Everything posted by karamike
I've downgraded to a system with kernel 4.19.63 as mentioned in the posting by Mangix above. Since then the systems runs without freezes (already for a few weeks). Two things should be noted: - The "blinkenlights" - i.e. the hard drive access LEDs - do work again. They didn't work at 5.8.16. - The CPU load of the netatalk filesystem daemon is now significantly lower. This would be consistent with the remark from gprovost that my error message from the earlier system points to a system overload. I do not know if the now lower load is due to the older kernel or due to the older version of netatalk running now.

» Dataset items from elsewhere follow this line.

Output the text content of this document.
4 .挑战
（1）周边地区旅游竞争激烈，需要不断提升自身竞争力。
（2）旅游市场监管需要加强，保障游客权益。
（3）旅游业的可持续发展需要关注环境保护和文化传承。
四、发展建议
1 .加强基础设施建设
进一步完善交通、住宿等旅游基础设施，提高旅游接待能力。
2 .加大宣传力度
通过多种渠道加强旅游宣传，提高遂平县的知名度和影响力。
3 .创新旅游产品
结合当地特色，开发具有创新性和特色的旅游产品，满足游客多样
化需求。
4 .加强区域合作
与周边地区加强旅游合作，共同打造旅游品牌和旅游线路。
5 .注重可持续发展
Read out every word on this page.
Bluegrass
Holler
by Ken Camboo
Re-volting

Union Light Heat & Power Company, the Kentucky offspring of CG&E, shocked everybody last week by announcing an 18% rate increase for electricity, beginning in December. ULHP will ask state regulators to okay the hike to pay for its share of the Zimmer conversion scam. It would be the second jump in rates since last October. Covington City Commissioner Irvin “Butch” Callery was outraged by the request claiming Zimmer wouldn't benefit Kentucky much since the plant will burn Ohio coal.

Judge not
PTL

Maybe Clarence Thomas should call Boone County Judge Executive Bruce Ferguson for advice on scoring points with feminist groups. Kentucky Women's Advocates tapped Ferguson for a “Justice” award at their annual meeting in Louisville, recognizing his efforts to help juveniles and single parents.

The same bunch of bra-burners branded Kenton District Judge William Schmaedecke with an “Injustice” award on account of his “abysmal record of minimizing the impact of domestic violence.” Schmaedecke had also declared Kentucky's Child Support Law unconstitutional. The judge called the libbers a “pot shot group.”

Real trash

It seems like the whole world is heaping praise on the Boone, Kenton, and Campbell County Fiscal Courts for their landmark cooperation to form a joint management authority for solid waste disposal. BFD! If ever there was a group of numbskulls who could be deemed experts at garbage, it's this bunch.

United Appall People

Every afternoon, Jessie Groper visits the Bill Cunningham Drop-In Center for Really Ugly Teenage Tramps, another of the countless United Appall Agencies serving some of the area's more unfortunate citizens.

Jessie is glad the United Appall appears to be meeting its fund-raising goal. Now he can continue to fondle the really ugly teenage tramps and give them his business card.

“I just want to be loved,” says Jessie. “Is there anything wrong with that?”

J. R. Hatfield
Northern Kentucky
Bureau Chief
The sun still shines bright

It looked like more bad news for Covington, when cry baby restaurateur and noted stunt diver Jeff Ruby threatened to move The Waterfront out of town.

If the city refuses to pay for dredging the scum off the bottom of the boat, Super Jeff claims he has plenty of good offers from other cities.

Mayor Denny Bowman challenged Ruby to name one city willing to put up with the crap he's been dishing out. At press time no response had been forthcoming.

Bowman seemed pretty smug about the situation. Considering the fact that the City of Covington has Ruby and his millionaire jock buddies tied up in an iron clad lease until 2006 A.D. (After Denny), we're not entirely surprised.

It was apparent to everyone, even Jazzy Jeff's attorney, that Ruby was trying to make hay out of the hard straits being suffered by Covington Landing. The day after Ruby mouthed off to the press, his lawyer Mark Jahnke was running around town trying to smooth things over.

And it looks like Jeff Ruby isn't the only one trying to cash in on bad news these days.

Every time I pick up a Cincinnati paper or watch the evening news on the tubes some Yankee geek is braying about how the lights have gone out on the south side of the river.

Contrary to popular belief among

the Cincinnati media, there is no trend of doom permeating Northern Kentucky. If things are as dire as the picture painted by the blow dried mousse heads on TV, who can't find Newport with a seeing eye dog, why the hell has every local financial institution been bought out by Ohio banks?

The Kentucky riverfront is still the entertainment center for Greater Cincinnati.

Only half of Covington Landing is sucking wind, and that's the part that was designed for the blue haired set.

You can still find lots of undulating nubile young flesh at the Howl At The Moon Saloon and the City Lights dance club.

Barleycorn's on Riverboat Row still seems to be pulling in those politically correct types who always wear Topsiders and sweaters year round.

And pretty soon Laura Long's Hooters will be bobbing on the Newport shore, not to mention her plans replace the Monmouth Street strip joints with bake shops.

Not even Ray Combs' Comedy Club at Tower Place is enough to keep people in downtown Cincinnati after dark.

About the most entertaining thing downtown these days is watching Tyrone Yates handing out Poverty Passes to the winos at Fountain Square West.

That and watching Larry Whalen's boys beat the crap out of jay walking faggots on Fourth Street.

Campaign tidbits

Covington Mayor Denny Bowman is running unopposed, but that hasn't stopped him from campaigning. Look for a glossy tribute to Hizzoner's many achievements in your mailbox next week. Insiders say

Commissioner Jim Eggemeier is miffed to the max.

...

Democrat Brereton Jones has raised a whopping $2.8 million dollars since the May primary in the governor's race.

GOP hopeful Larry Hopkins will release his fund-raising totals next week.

@gprovost The files are being shared via netatalk to a Mac. That worked fine until now. The number of files within a single folder is quite large (up to 13,000 files). The hard drive is formatted with ext4 using the DIR_INDEX option to speed up the file access. The problem first appeared after switching from one of the four drives from 2 TB to 4 TB. I've copied the files from A to B, so the number of files did not change. But I had to reindex all files within a picture processing software on the Mac (creating thumbs, determine picture properties, etc.). I've installed the software watchdog, as mentioned above, but that did not help either. If the system freezes a software watchdog does not have any chance to intervene. After reading about PSU issues here, I disconnected one drive (data + supply voltage) and started the box with only 3 drives. After 10 hours or so of indexing the system did freeze again. I wrote a simple shell script to display temperature and processor load every second. When the system froze the temperature was around 50 °C and the process load slightly above 1. I also noticed that the "blinking lights" (HD access, SMD LEDs) are all off - even when the box seems to work normally. Is this an indication of something? Thanks
I don't want this to be a me-too-post - but why else would I be here... I have an old Helios4 with the original PSU, Armbian 20.08.17 Bionic, Linux 5.8.16-mvebu, running in JBOD mode. I've also recently start to experience random freezes while continuously accessing a single drive (picture indexing). At some point the Ethernet connection is lost, no files, no ssh, no pings. Under this conditions I've connected a laptop to the serial output of the Helios4. It doesn't react to any input but displays the following messages: [30482.836176] rcu: INFO: rcu_sched detected stalls on CPUs/tasks: [30482.842115] rcu: 1-...!: (0 ticks this GP) idle=87e/1/0x40000002 softirq=7995606/7995606 fqs=1 [30492.851735] rcu: rcu_sched kthread starved for 131290 jiffies! g13530313 f0x2 RCU_GP_WAIT_FQS(5) ->state=0x0 ->cpu=0 [30492.862281] rcu: Unless rcu_sched kthread gets sufficient CPU time, OOM is now expected behavior. [30492.871261] rcu: RCU grace-period kthread stack dump: [30545.855768] rcu: INFO: rcu_sched detected stalls on CPUs/tasks: [30545.861707] rcu: 1-...!: (0 ticks this GP) idle=87e/1/0x40000002 softirq=7995606/7995606 fqs=1 Does this hint to the kernel problem mentioned above?